He had thrown open the door, and Prudence stood upon the threshold of her new home. It was not a fashionable building, by any means. The hall was narrow and long, and the staircase was just a plain businesslike staircase, with no room for cushions, and flowers, and books. The doors leading from the hall were open, and Prudence caught a glimpse of three rooms furnished, rather scantily, in the old familiar furniture that had been in that other parsonage where Prudence was born, nineteen years before.
Together she and her father went from room to room, up-stairs and down, moving a table to the left, a bed to the right,—according to her own good pleasure. Afterward they had a cozy luncheon for two in the “dining-room.”
“Oh, it is so elegant to have a dining-room,” breathed Prudence happily. “I always pretended it was rather fun, and a great saving of work, to eat and cook and study and live in one room, but inwardly the idea always outraged me. Is that the school over there?”
“Yes, that’s where Connie will go. There is only one high school in Mount Mark, so the twins will have to go to the other side of town,—a long walk, but in good weather they can come home for dinner.—I’m afraid the kitchen will be too cold in winter, Prudence,—it’s hardly more than a shed, really. Maybe we’d——”
“Oh, father, if you love me, don’t suggest that we move the stove in here in winter! I’m perfectly willing to freeze out there, for the sake of having a dining-room. Did I ever tell you what Carol said about that kitchen-dining-room-living-room combination at Exminster? Well, she asked us a riddle, ‘When is a dining-room not a dining-room?’ And she answered it herself, ‘When it’s a little pig-pen.’ And I felt so badly about it, but it did look like a pig-pen, with stove here, and cupboard there, and table yonder, and—oh, no, father, please let me freeze!”
“I confess I do not see the connection between a roomful of furniture and a pig-pen, but Carol’s wit is often too subtle for me.”
“Oh, that’s a lovely place over there, father!” exclaimed Prudence, looking from the living-room windows toward the south. “Isn’t it beautiful?”
“Yes. The Avery family lives there. The parents are very old and feeble, and the daughters are all—elderly—and all school-teachers. There are four of them, and the youngest is forty-six. It is certainly a beautiful place. See the orchard out behind, and the vineyard. They are very wealthy, and they are not fond of children outside of school hours, I am told, so we must keep an eye on Connie.—Dear me, it is two o’clock already, and I must go at once. Mrs. Adams will be here in a few minutes, and you will not be lonely.”

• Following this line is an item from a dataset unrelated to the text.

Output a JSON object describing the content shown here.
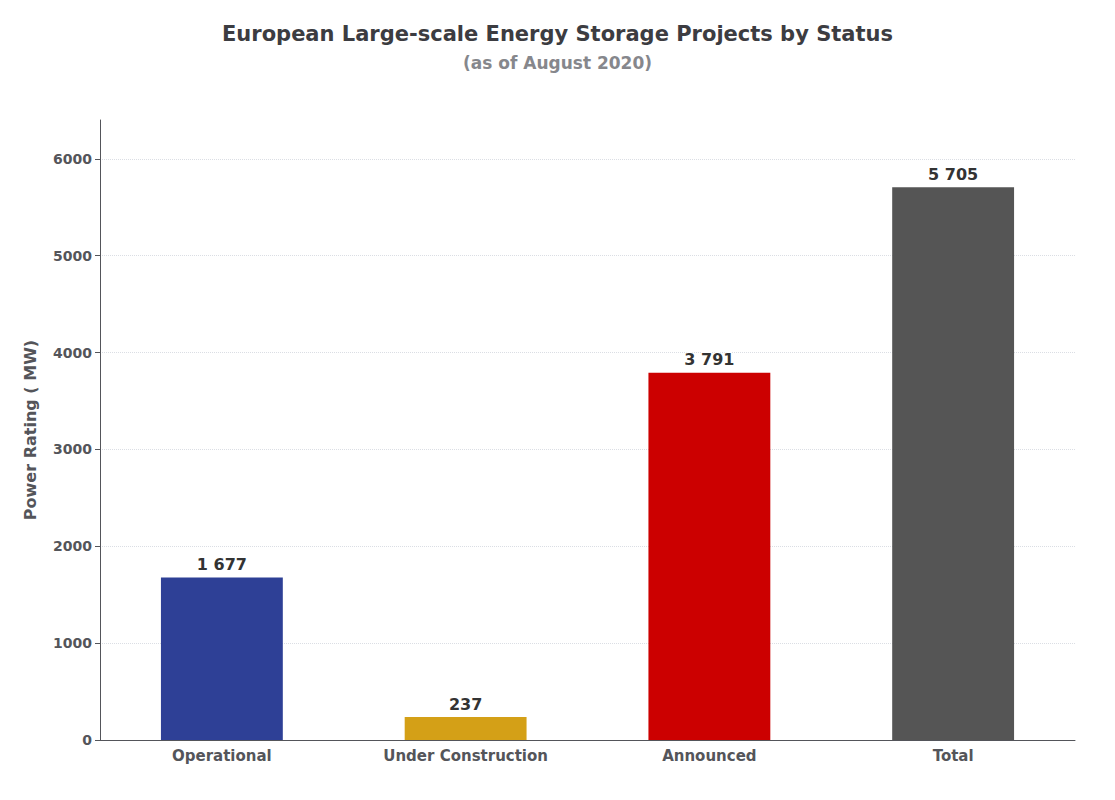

But when Mrs. Adams arrived at the parsonage, she knocked repeatedly, and in vain, upon the front door. After that she went to the side door, with no better result. Finally, she gathered her robes about her and went into the back yard. She peered into the woodshed, and saw no one. She went into the barn-lot, and found it empty. In despair, she plunged into the barn—and stopped abruptly.